Mas ele decidiu insistir. Arrumou forças na família, nos amigos, na fé e no objetivo pelo qual tanto lutava. O que aconteceu em seguida pode ser explicado de várias formas: por Deus, pela sorte, por alinhamento de astros. Ou apenas por uma daquelas coincidências que muda a vida de alguém.
"O meu empresário é alemão, e o melhor amigo dele mora na Suécia. Ele sempre ia ver os jogos das divisões menores, um dia me viu e veio falar comigo. Eu falava espanhol, a gente conseguiu se comunicar. E ele falou pra esse amigo, que viria a ser meu empresário: nós temos que tirar esse garoto daqui, o nível dele é outro", lembra.
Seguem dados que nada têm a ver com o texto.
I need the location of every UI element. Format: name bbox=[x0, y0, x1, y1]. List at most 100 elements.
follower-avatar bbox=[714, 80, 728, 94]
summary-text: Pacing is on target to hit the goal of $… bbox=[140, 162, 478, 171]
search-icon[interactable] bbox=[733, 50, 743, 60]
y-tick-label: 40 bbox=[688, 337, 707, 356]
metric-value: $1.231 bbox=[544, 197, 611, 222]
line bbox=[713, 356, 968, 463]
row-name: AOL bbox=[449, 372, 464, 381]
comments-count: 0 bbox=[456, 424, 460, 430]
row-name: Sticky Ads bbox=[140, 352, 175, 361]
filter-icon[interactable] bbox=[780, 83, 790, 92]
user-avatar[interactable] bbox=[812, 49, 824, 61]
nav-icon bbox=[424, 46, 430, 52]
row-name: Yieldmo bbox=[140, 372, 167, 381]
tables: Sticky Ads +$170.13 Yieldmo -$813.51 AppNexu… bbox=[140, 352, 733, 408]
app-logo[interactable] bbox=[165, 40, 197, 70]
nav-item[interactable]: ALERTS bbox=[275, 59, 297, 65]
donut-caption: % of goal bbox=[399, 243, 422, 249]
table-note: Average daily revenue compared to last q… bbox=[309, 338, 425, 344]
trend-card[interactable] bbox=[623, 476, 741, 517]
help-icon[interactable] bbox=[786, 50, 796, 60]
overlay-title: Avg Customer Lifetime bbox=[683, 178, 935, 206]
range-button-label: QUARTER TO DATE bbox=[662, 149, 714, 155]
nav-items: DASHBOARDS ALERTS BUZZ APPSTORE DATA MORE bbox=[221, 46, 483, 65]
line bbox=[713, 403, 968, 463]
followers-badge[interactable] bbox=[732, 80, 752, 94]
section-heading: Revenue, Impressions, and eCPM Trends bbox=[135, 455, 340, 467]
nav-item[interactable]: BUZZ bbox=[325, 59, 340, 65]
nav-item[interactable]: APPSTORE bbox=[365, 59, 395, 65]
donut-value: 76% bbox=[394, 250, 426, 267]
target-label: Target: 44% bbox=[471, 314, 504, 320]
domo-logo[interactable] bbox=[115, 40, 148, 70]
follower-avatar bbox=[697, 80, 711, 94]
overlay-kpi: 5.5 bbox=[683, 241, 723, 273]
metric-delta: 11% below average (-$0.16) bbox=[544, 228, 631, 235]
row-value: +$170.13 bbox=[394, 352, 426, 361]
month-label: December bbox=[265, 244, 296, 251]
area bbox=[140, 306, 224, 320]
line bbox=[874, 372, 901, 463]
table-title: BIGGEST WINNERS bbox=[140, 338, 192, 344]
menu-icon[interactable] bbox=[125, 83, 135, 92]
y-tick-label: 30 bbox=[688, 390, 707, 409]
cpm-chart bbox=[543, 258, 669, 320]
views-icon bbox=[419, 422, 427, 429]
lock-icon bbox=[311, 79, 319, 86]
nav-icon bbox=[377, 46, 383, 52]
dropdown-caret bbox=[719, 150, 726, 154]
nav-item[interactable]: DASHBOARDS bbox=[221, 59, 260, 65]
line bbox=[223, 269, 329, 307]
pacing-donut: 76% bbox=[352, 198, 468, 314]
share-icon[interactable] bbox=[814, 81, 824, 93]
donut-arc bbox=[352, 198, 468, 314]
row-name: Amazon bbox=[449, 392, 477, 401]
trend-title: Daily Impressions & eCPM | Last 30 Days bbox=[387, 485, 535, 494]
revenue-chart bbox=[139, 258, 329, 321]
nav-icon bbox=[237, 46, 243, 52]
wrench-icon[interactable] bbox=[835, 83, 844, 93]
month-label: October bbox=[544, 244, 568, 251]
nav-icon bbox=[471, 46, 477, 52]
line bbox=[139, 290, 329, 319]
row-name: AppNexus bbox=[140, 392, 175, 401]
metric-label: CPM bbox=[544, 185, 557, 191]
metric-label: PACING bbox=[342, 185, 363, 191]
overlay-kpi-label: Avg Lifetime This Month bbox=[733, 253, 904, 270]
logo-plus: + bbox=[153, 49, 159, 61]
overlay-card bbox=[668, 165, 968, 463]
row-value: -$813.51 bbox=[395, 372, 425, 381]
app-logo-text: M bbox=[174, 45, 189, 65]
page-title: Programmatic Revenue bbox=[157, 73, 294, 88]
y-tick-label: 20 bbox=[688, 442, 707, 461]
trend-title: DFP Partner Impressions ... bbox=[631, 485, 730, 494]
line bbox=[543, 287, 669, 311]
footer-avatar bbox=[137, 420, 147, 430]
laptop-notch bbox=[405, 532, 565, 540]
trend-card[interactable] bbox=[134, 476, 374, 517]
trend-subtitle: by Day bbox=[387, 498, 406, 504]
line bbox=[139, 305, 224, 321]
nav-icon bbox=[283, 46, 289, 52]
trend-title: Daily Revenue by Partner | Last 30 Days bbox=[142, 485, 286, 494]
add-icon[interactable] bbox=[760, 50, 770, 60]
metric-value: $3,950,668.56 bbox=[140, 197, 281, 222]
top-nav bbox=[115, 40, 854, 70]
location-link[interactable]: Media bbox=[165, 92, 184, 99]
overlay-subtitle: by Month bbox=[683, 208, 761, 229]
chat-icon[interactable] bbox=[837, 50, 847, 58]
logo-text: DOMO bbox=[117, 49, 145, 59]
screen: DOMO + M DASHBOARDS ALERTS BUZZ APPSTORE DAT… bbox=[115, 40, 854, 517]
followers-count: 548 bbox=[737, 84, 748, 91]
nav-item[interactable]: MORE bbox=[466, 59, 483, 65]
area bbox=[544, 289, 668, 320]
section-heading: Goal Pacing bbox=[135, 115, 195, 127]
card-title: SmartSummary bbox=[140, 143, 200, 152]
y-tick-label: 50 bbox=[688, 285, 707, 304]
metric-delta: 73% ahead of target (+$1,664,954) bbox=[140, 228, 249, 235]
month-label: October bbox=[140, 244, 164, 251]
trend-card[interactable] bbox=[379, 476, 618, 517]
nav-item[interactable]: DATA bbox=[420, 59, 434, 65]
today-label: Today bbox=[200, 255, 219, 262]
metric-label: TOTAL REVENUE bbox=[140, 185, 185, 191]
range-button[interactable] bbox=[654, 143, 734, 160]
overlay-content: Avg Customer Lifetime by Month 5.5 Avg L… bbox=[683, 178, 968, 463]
O resultado da conversa foi um teste no time B do Schalke, que disputava a quarta divisão alemã. O teste durou dez minutos: Léo fez um gol, deu duas canetas e, depois de uma disputa de bola, se machucou e teve de sair de campo.
Ele pensou que tudo tinha acabado, mas o treinador deu a boa notícia: "Os 10 minutos que vimos são o suficiente". Dias antes de fazer 22 anos, assinou contrato por duas temporadas com o Schalke II. "Foi o primeiro contrato profissional da minha vida, com quase 22 anos".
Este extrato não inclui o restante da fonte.